I grew up in Altoona, Pa., a small city nestled in the Appalachian region of central Pennsylvania. The Pennsylvania Railroad and light industry formed the basis of the economy when I was a kid. We had a vibrant downtown and a sense of optimism about the future.
It didn’t last. Railroads collapsed as an economic powerhouse, and one by one the factories began closing. Stores downtown shuttered, and the city’s population, which was about 68,000 when I was a kid, plummeted to 45,000. These days, many young people get educated and move away. The opioid crisis has ravaged the area.
It’s a typical tale of Rust Belt woe, and in light of it, you’d think Altoona’s leaders would have a lot on their plate. So what’s the city council up to? Well, they recently spent time debating a proposal to plaster “In God We Trust” stickers on Altoona’s police cars and other city vehicles. The local newspaper, the Altoona Mirror (I interned there as a general assignment reporter way back in the summer of 1983) reports that the council thinks it’s a great idea.
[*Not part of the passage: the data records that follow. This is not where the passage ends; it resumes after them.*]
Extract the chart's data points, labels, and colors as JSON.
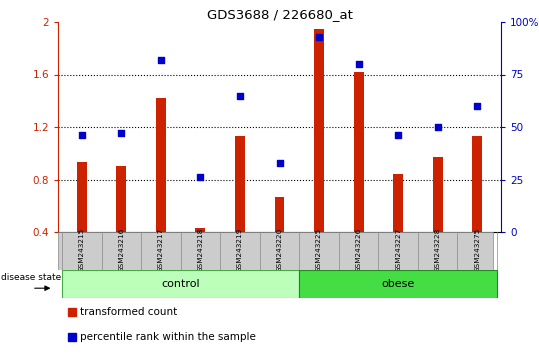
{
  "title": "GDS3688 / 226680_at",
  "samples": [
    "GSM243215",
    "GSM243216",
    "GSM243217",
    "GSM243218",
    "GSM243219",
    "GSM243220",
    "GSM243225",
    "GSM243226",
    "GSM243227",
    "GSM243228",
    "GSM243275"
  ],
  "transformed_count": [
    0.93,
    0.9,
    1.42,
    0.43,
    1.13,
    0.67,
    1.95,
    1.62,
    0.84,
    0.97,
    1.13
  ],
  "percentile_rank": [
    46,
    47,
    82,
    26,
    65,
    33,
    93,
    80,
    46,
    50,
    60
  ],
  "bar_color": "#cc2200",
  "dot_color": "#0000cc",
  "ylim_left": [
    0.4,
    2.0
  ],
  "ylim_right": [
    0,
    100
  ],
  "yticks_left": [
    0.4,
    0.8,
    1.2,
    1.6,
    2.0
  ],
  "ytick_labels_left": [
    "0.4",
    "0.8",
    "1.2",
    "1.6",
    "2"
  ],
  "ytick_labels_right": [
    "0",
    "25",
    "50",
    "75",
    "100%"
  ],
  "yticks_right": [
    0,
    25,
    50,
    75,
    100
  ],
  "groups": [
    {
      "label": "control",
      "indices": [
        0,
        1,
        2,
        3,
        4,
        5
      ],
      "color": "#bbffbb",
      "edge_color": "#44aa44"
    },
    {
      "label": "obese",
      "indices": [
        6,
        7,
        8,
        9,
        10
      ],
      "color": "#44dd44",
      "edge_color": "#228822"
    }
  ],
  "disease_state_label": "disease state",
  "legend_items": [
    {
      "label": "transformed count",
      "color": "#cc2200"
    },
    {
      "label": "percentile rank within the sample",
      "color": "#0000cc"
    }
  ],
  "bar_width": 0.25,
  "dotted_line_color": "#000000",
  "grid_dotted_ticks": [
    0.8,
    1.2,
    1.6
  ]
}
The proposal was brought to the council by Matt Stachmus, a local veterinarian. Stachmus told the council he was inspired by an incident in 2015 when he, his wife and their 5-year-old daughter were out walking the family dog. Their dog, a terrier, was attacked by a neighbor’s Rottweiler. Stachmus and his neighbor were both armed – yeah, it’s that kind of a town – so Stachmus shot the Rottweiler. (The terrier later died of its injuries.)
Now, if you’re wondering what any of this has to do with “In God We Trust” stickers on municipal vehicles, you’re not alone. Perhaps Stachmus or Altoona council members were inspired by news coverage of states around the country considering legislation that would require public schools and other public buildings to display “In God We Trust.” These bills are part of the Religious Right’s Project Blitz agenda to promote “Christian nation” views and misuse religious freedom as a sword to harm others instead of as a shield to protect.
In any case, the council found Stachmus’ story inspiring and asked the city solicitor to look into the matter.
I was alternately amused and disgusted by the reaction of Councilman Dave Butterbaugh, who said, “Some liberal wacko may sue us, but it’s the right thing to do.”
I doubt anyone will sue – cases like this are tough to win because “In God We Trust” was named the national motto by Congress in 1956 – but if someone in Altoona did speak out against the proposal, that person might not be a “wacko.” He or she could just be an advocate of separation of church and state who’s concerned that the rights of everyone in town be respected, religious believers as well as non-theists.
I’d also point out to Butterbaugh that if an Altoonan did object, that person would be a constituent. The job of a city councilmember is to respectfully listen to constituents even if you don’t agree with them, not call them names.
Altoona’s officials and its police department have a duty to represent and respect everyone in town, including Christians, Jews, Muslims and, yes, ardent atheists. They can best do that by focusing on policies that help the entire community. Symbolic mergers of religion and government, even when found on the back of police cars, run counter to that goal.